By Fareed Zakaria, CNN
The American economy seems to have picked up. The Dow Jones Industrial Average is hovering around 13,000 - the highest since the financial crisis began in May 2008. The NASDAQ is actually at its highest level since the technology bubble burst more than a decade ago. Stock prices aren't everything but data from the economy on the ground is also slowly getting better. Jobless claims are down; housing starts are up. Things do seem to be getting better, slowly but surely.
This is all good news for President Obama because there is a very strong correlation between economic growth and a president's prospects for reelection. The unemployment numbers are still pretty high but they are falling. Also, many models suggest that unemployment is not the crucial statistic to determine whether a President will win reelection.
Most people are employed. It's the rise in per capita GDP - the average person's income rise - that determines whether they feel things are getting better and thus whether they will vote for the incumbent or seek a change.
So does that mean the economy - and the president - are in good shape?
Well, they're in better shape that they looked 6 months ago. Many of the crises that people worried about now seem unlikely to derail American growth. Mario Draghi and the European Central bank have ensured that there will not be a European financial collapse. There might well be a European recession, but that has a smaller effect on American growth.

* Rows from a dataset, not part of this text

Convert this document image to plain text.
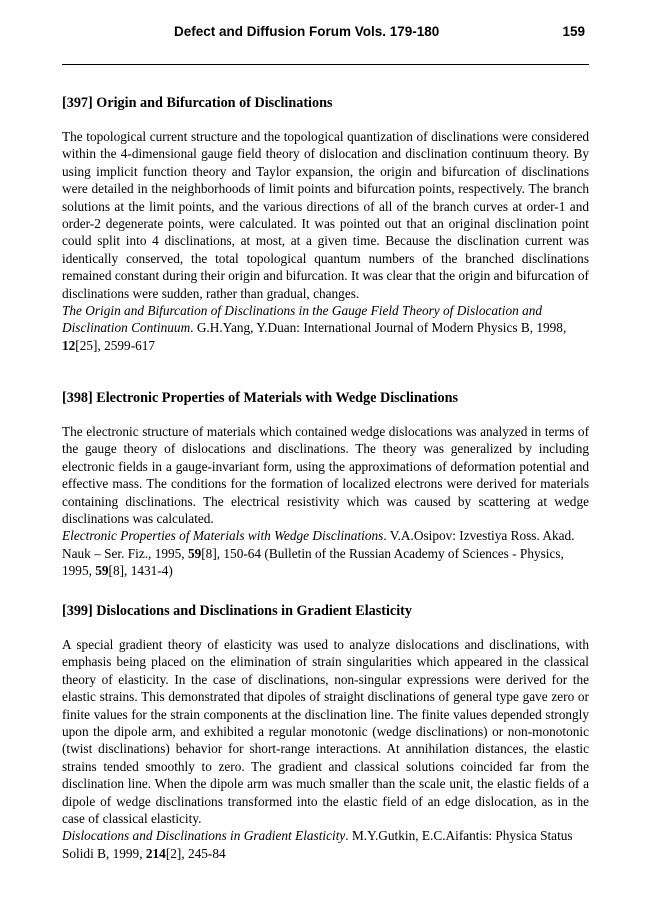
Defect and Diffusion Forum Vols. 179-180	159
[397] Origin and Bifurcation of Disclinations

The topological current structure and the topological quantization of disclinations were considered within the 4-dimensional gauge field theory of dislocation and disclination continuum theory. By using implicit function theory and Taylor expansion, the origin and bifurcation of disclinations were detailed in the neighborhoods of limit points and bifurcation points, respectively. The branch solutions at the limit points, and the various directions of all of the branch curves at order-1 and order-2 degenerate points, were calculated. It was pointed out that an original disclination point could split into 4 disclinations, at most, at a given time. Because the disclination current was identically conserved, the total topological quantum numbers of the branched disclinations remained constant during their origin and bifurcation. It was clear that the origin and bifurcation of disclinations were sudden, rather than gradual, changes.

The Origin and Bifurcation of Disclinations in the Gauge Field Theory of Dislocation and Disclination Continuum. G.H.Yang, Y.Duan: International Journal of Modern Physics B, 1998, 12[25], 2599-617

[398] Electronic Properties of Materials with Wedge Disclinations

The electronic structure of materials which contained wedge dislocations was analyzed in terms of the gauge theory of dislocations and disclinations. The theory was generalized by including electronic fields in a gauge-invariant form, using the approximations of deformation potential and effective mass. The conditions for the formation of localized electrons were derived for materials containing disclinations. The electrical resistivity which was caused by scattering at wedge disclinations was calculated.

Electronic Properties of Materials with Wedge Disclinations. V.A.Osipov: Izvestiya Ross. Akad. Nauk – Ser. Fiz., 1995, 59[8], 150-64 (Bulletin of the Russian Academy of Sciences - Physics, 1995, 59[8], 1431-4)

[399] Dislocations and Disclinations in Gradient Elasticity

A special gradient theory of elasticity was used to analyze dislocations and disclinations, with emphasis being placed on the elimination of strain singularities which appeared in the classical theory of elasticity. In the case of disclinations, non-singular expressions were derived for the elastic strains. This demonstrated that dipoles of straight disclinations of general type gave zero or finite values for the strain components at the disclination line. The finite values depended strongly upon the dipole arm, and exhibited a regular monotonic (wedge disclinations) or non-monotonic (twist disclinations) behavior for short-range interactions. At annihilation distances, the elastic strains tended smoothly to zero. The gradient and classical solutions coincided far from the disclination line. When the dipole arm was much smaller than the scale unit, the elastic fields of a dipole of wedge disclinations transformed into the elastic field of an edge dislocation, as in the case of classical elasticity.

Dislocations and Disclinations in Gradient Elasticity. M.Y.Gutkin, E.C.Aifantis: Physica Status Solidi B, 1999, 214[2], 245-84
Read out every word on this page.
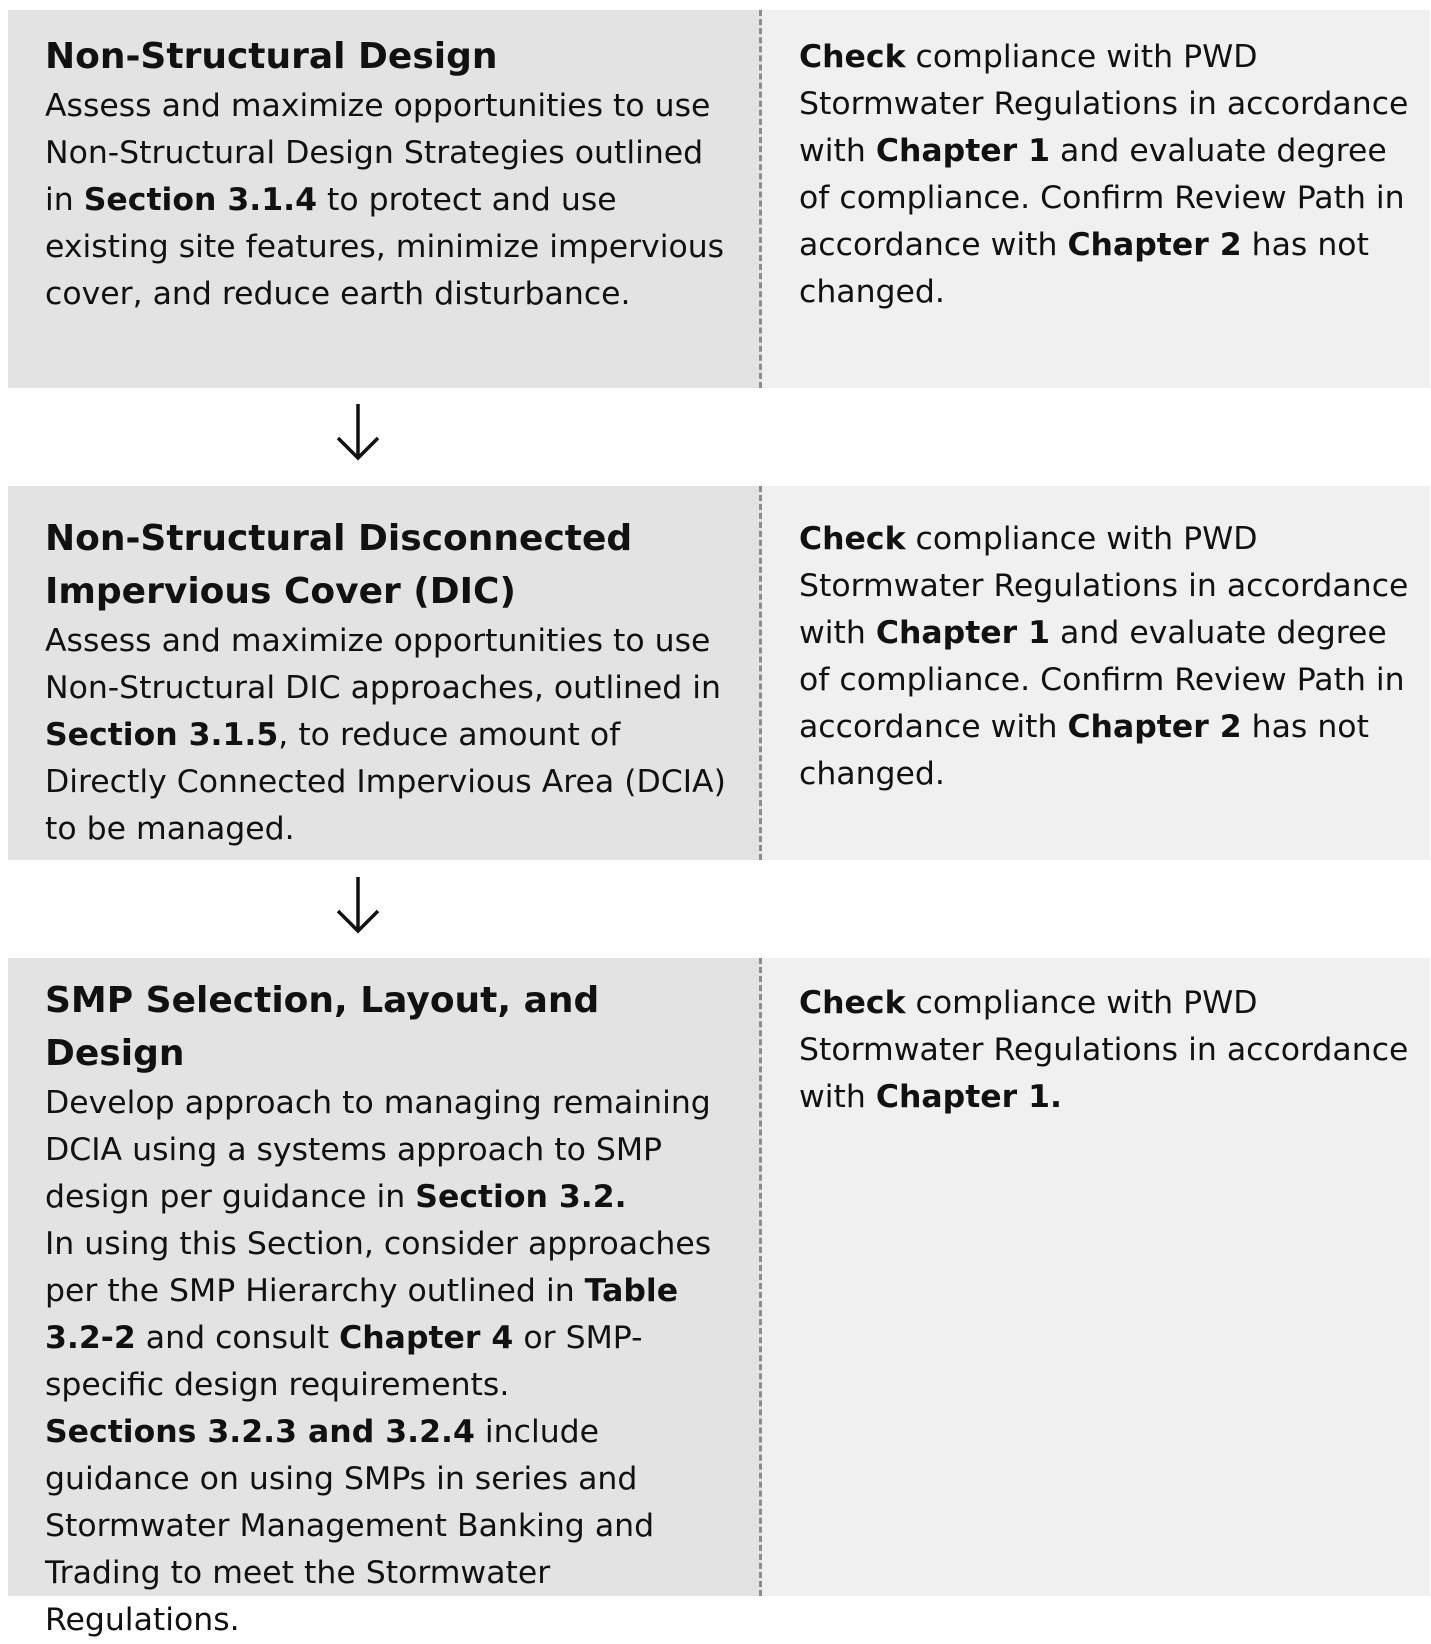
Non-Structural Design

Assess and maximize opportunities to use Non-Structural Design Strategies outlined in Section 3.1.4 to protect and use existing site features, minimize impervious cover, and reduce earth disturbance.

Check compliance with PWD Stormwater Regulations in accordance with Chapter 1 and evaluate degree of compliance. Confirm Review Path in accordance with Chapter 2 has not changed.

Non-Structural Disconnected Impervious Cover (DIC)

Assess and maximize opportunities to use Non-Structural DIC approaches, outlined in Section 3.1.5, to reduce amount of Directly Connected Impervious Area (DCIA) to be managed.

Check compliance with PWD Stormwater Regulations in accordance with Chapter 1 and evaluate degree of compliance. Confirm Review Path in accordance with Chapter 2 has not changed.

SMP Selection, Layout, and Design

Develop approach to managing remaining DCIA using a systems approach to SMP design per guidance in Section 3.2.

In using this Section, consider approaches per the SMP Hierarchy outlined in Table 3.2-2 and consult Chapter 4 or SMP-specific design requirements.

Sections 3.2.3 and 3.2.4 include guidance on using SMPs in series and Stormwater Management Banking and Trading to meet the Stormwater Regulations.

Check compliance with PWD Stormwater Regulations in accordance with Chapter 1.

Derek Thompson at the Atlantic points out one worrying prospect, which is that the next debt ceiling renewal might actually have to take place before the elections, in which case we should expect another absurd and politicized drama since all the Republican candidates have already announced that they will not raise it. But let's hope that this is an unlikely scenario.
What's more plausible is a slowdown due to high oil prices. Oil has been creeping up for months now. It is up to $105 a barrel and over $3.50 at the pump. Why prices have moved so much, so fast is something of a mystery.
Oil was at around $50 a barrel in 2007 when all major economies were booming. Today demand from America, China, India, Europe are all somewhat weaker - and yet prices are sky high.
The one obvious factor, of course, is the political instability in the Middle East. Worries about Iran are probably the principal driver of these prices and the speculations surrounding it. Ironically president Obama’s foreign policy is having an impact economically that is not advantageous to him or the American economy.
Now, there isn't an easy path to lowering oil prices. Drilling more or raising efficiency - none of this will have much impact in the short run. For now, as so often in the past, the geopolitics of the Middle east - America, Israel and Iran - are the crucial drivers of the fate of the American economy , and possibly the fate of this presidency.